Replacing University of Tennessee Chancellor Jimmy Cheek calls for a swift search and candidates who can maintain the momentum of UT’s successes, said UT President Joe DiPietro.
DiPietro announced Tuesday that Cheek, the leader of the flagship campus, will step down and return to teaching. Cheek will continue as chancellor until a successor is selected, which DiPietro called “best for the institution.”
The past academic year has been a whirlwind of controversy for Cheek and UT with uproars about Office for Diversity and Inclusion web posts and the removal of the Lady Vols nickname as well as a Title IX federal lawsuit alleging the university mishandles cases of sexual assault, especially when student athletes are accused.

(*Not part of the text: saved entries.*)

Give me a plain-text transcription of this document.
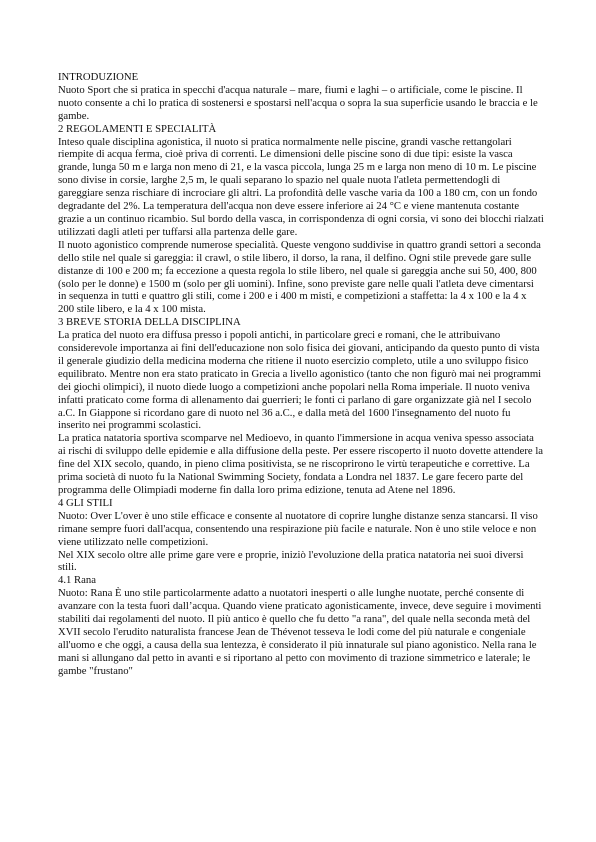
INTRODUZIONE

Nuoto Sport che si pratica in specchi d'acqua naturale – mare, fiumi e laghi – o artificiale, come le piscine. Il nuoto consente a chi lo pratica di sostenersi e spostarsi nell'acqua o sopra la sua superficie usando le braccia e le gambe.

2 REGOLAMENTI E SPECIALITÀ

Inteso quale disciplina agonistica, il nuoto si pratica normalmente nelle piscine, grandi vasche rettangolari riempite di acqua ferma, cioè priva di correnti. Le dimensioni delle piscine sono di due tipi: esiste la vasca grande, lunga 50 m e larga non meno di 21, e la vasca piccola, lunga 25 m e larga non meno di 10 m. Le piscine sono divise in corsie, larghe 2,5 m, le quali separano lo spazio nel quale nuota l'atleta permettendogli di gareggiare senza rischiare di incrociare gli altri. La profondità delle vasche varia da 100 a 180 cm, con un fondo degradante del 2%. La temperatura dell'acqua non deve essere inferiore ai 24 °C e viene mantenuta costante grazie a un continuo ricambio. Sul bordo della vasca, in corrispondenza di ogni corsia, vi sono dei blocchi rialzati utilizzati dagli atleti per tuffarsi alla partenza delle gare.

Il nuoto agonistico comprende numerose specialità. Queste vengono suddivise in quattro grandi settori a seconda dello stile nel quale si gareggia: il crawl, o stile libero, il dorso, la rana, il delfino. Ogni stile prevede gare sulle distanze di 100 e 200 m; fa eccezione a questa regola lo stile libero, nel quale si gareggia anche sui 50, 400, 800 (solo per le donne) e 1500 m (solo per gli uomini). Infine, sono previste gare nelle quali l'atleta deve cimentarsi in sequenza in tutti e quattro gli stili, come i 200 e i 400 m misti, e competizioni a staffetta: la 4 x 100 e la 4 x 200 stile libero, e la 4 x 100 mista.

3 BREVE STORIA DELLA DISCIPLINA

La pratica del nuoto era diffusa presso i popoli antichi, in particolare greci e romani, che le attribuivano considerevole importanza ai fini dell'educazione non solo fisica dei giovani, anticipando da questo punto di vista il generale giudizio della medicina moderna che ritiene il nuoto esercizio completo, utile a uno sviluppo fisico equilibrato. Mentre non era stato praticato in Grecia a livello agonistico (tanto che non figurò mai nei programmi dei giochi olimpici), il nuoto diede luogo a competizioni anche popolari nella Roma imperiale. Il nuoto veniva infatti praticato come forma di allenamento dai guerrieri; le fonti ci parlano di gare organizzate già nel I secolo a.C. In Giappone si ricordano gare di nuoto nel 36 a.C., e dalla metà del 1600 l'insegnamento del nuoto fu inserito nei programmi scolastici.

La pratica natatoria sportiva scomparve nel Medioevo, in quanto l'immersione in acqua veniva spesso associata ai rischi di sviluppo delle epidemie e alla diffusione della peste. Per essere riscoperto il nuoto dovette attendere la fine del XIX secolo, quando, in pieno clima positivista, se ne riscoprirono le virtù terapeutiche e correttive. La prima società di nuoto fu la National Swimming Society, fondata a Londra nel 1837. Le gare fecero parte del programma delle Olimpiadi moderne fin dalla loro prima edizione, tenuta ad Atene nel 1896.

4 GLI STILI

Nuoto: Over L'over è uno stile efficace e consente al nuotatore di coprire lunghe distanze senza stancarsi. Il viso rimane sempre fuori dall'acqua, consentendo una respirazione più facile e naturale. Non è uno stile veloce e non viene utilizzato nelle competizioni.

Nel XIX secolo oltre alle prime gare vere e proprie, iniziò l'evoluzione della pratica natatoria nei suoi diversi stili.

4.1 Rana

Nuoto: Rana È uno stile particolarmente adatto a nuotatori inesperti o alle lunghe nuotate, perché consente di avanzare con la testa fuori dall’acqua. Quando viene praticato agonisticamente, invece, deve seguire i movimenti stabiliti dai regolamenti del nuoto. Il più antico è quello che fu detto "a rana", del quale nella seconda metà del XVII secolo l'erudito naturalista francese Jean de Thévenot tesseva le lodi come del più naturale e congeniale all'uomo e che oggi, a causa della sua lentezza, è considerato il più innaturale sul piano agonistico. Nella rana le mani si allungano dal petto in avanti e si riportano al petto con movimento di trazione simmetrico e laterale; le gambe "frustano"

But Cheek said those issues were “absolutely” not the reason he was stepping down. Instead, Cheek, who turns 70 in September, said it was about more time with his family, including four grandchildren.
He said his daughter Jennifer Armstrong brought up the question in February.
“She said, ‘Dad ,you’re working too much. You need to do something different,’ ” Cheek said. “And I said, ‘I’m not quite ready to retire.’ ”
That’s when his daughter suggested returning to the faculty — it’s less intense and less time- consuming, and urgent phone calls won’t pull him away from his grandchildren’s piano recitals.
Cheek said when he came to UT in February 2009 after a 34-year career at the University of Florida, he planned to stay in the role for three to five years. He has stayed nearly eight.
As of October, Cheek’s base salary was $447,492.
The chancellor’s announcement came after departure announcements by three of the nine members of his cabinet. Vice Chancellor for Communications Margie Nichols is retiring, and Provost Susan Martin is returning to her faculty role.
Former Vice Chancellor for Diversity Rickey Hall is leaving for a new role at the University of Washington, an announcement that came about the same time a bill passed by state lawmakers to pull funding from his office became law.
Cheek said Tuesday the searches to replace Nichols and Martin are suspended. His suggestion is to start the searches again once a chancellor is selected.
A search is expected to begin immediately after the Board of Trustees meetings on Wednesday and Thursday.
DiPietro said his goal is to begin preliminary interviews this summer and bring finalists on campus in the fall so he can make a recommendation to the trustees at the October meeting and have someone in place by the spring 2017 semester.
“We will scour the United States of America and beyond for the very finest candidates,” DiPietro said. “I hope that every candidate that we talk to says, ‘I can’t wait for them to offer me this job.’ ”
DiPietro has already contacted the UT Faculty Senate for recommendations of faculty to be on the search committee, said Bruce MacLennan, senate president.
MacLennan said faculty members will want to stress the importance of issues that include diversity and continuing teaching and research excellence.
Members of UT Diversity Matters, a coalition of mostly student groups, also plan to share their thoughts on a future chancellor with DiPietro and the trustees, said coalition member Johnathan Clayton, a UT senior.
He said he hopes UT leaders keep in mind there is a lot of diversity work to be done at UT.
When a new chancellor is in place, Cheek will start teaching educational leadership and higher education policy to mostly doctoral students.
He’ll be able to share practical experience with students interested in “getting it right from the horse’s mouth,” said Bob Rider, the dean of the College of Education, Health and Human Sciences.
The college is also where UT’s Center for Educational Leadership is based. Knox County Schools Superintendent Jim McIntyre will lead that center starting Aug. 1.
Rider said having both men on staff means “great things” for the college.
For Cheek, the change will be all about time for his family and his students.
“These are 24-hour, every-day-of-the-week jobs,” he said of being chancellor. “You can do that for a certain period of time, but you can’t do that indefinitely.”